Molina discrepa parcialmente con esto: “La diferencia entre las tierras de Venado Tuerto, corazón de la zona núcleo de producción agrícola y Chaco, es mucho más importante que el aporte relativo que producen los distintos regímenes de agua. Hay que considerar la materia orgánica y las sales del suelo relativas, cómo los nutrientes se protegen en el tiempo, la intensidad de la radiación solar clave de la fotosíntesis, etc. No soslayo tampoco, el aporte relativo de conocimiento humano, que genera productividades diferenciales”.

Entre las desventajas, se remarca es que el agua de riego suele ser salina, porque levanta la sal del subsuelo. Cuando llueve se lava, pero cuando falta se produce una salinización del suelo, con la consecuente caída de la calidad y/o productividad del sembradío.
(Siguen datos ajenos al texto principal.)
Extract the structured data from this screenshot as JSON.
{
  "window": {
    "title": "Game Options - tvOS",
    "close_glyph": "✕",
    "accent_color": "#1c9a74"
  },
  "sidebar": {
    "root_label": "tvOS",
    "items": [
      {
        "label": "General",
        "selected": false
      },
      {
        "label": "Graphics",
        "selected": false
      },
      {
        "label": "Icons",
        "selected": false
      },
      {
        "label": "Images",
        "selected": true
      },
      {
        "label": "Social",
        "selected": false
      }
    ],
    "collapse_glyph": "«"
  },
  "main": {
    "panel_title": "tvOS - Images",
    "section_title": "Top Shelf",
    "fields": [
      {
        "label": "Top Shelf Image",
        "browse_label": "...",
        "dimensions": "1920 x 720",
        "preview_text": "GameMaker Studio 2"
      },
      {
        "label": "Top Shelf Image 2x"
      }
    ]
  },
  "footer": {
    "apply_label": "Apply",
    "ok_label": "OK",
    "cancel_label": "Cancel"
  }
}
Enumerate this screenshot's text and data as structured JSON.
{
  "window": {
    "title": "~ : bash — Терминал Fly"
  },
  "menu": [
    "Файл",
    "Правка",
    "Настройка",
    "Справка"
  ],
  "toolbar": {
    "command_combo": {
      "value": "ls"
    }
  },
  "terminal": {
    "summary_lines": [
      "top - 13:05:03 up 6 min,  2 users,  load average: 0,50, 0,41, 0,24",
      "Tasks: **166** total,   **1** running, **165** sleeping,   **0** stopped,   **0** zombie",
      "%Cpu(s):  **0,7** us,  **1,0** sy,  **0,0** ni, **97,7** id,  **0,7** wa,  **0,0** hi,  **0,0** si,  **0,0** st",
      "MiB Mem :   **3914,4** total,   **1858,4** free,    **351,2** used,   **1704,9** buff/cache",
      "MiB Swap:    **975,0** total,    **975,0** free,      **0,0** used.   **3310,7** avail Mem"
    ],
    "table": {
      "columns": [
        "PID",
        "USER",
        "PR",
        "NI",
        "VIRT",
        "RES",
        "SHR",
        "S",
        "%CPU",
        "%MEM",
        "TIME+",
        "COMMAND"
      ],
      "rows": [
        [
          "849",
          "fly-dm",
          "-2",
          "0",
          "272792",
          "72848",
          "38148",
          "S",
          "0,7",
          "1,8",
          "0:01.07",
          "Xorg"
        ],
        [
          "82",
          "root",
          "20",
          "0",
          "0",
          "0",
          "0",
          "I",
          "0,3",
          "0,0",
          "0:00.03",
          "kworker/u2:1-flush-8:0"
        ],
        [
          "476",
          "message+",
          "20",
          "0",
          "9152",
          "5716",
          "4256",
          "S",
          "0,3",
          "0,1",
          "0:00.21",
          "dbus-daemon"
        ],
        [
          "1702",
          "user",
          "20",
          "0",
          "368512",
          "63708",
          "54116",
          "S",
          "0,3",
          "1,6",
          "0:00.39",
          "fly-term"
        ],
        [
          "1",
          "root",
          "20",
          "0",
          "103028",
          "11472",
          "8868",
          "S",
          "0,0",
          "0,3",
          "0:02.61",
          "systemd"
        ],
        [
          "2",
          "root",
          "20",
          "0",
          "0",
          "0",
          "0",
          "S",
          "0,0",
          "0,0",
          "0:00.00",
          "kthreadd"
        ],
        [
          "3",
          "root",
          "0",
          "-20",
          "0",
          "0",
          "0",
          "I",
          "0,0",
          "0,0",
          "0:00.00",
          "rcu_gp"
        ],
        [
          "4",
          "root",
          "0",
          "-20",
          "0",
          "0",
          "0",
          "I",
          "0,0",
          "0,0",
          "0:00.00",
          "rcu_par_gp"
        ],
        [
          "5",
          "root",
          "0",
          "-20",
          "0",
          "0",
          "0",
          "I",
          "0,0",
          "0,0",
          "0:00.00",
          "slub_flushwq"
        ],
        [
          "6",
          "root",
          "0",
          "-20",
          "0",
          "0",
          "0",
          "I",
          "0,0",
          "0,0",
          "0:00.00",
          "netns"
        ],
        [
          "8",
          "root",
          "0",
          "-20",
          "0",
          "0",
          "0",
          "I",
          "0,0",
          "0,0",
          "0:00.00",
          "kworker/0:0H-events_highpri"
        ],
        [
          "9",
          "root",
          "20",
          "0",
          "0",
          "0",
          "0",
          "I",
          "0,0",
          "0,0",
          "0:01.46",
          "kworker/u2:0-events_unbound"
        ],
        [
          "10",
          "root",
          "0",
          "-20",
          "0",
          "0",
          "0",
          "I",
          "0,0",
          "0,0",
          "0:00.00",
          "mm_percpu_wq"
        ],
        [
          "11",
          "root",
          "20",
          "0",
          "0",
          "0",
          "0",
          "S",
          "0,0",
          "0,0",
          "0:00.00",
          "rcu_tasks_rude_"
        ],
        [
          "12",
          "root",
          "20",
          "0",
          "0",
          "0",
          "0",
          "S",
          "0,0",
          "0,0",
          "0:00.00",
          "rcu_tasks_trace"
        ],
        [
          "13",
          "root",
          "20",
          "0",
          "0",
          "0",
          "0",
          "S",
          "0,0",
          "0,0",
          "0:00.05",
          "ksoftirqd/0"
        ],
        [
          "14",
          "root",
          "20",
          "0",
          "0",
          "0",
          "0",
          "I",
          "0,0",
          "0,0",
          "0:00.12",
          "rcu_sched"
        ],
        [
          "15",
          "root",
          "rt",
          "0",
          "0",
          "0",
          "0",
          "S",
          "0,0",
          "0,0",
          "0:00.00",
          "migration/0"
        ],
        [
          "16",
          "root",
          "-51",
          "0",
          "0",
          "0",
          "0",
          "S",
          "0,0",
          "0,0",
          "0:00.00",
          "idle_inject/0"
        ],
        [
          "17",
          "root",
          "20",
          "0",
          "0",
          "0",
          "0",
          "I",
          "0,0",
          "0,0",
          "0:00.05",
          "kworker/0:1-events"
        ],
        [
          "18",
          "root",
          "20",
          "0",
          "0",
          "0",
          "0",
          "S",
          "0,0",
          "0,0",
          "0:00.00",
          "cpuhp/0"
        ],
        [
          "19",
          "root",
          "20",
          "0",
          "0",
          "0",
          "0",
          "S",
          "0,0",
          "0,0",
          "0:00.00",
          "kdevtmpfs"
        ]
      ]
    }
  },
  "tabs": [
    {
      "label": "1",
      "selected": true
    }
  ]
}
Al respecto, Molina aporta que el avance de las obras en el Río Salado en la Provincia de Buenos Aires, si bien no implica riego, ayudará mucho para evitar la salinización (y las inundaciones) de muchas hectáreas aledañas, que en el futuro pueden ponerse en producción.

Además, otro problema muy importante es que el uso de riego puede ocasionar faltantes de agua en la zona donde se aplica, de acuerdo con el lugar de donde se extraiga.

De todo lo expresado surge muy claramente que el país debería disponer de una superficie regada mucho mayor que la actual, y que de esto tienen que encargarse los privados, pero tampoco quedan dudas de que el Estado tiene la ineludible obligación de acompañar estos procesos brindando asesoramiento, capacitación, líneas de crédito, etcétera; además de controlar que no haya derroche ni daño al medio ambiente.

Si bien ambas partes (productores y Estado) saldrían muy beneficiados si se avanzara es ese sentido, extrañamente no parece haber demasiado interés en que esto ocurra de ninguno de los dos lados.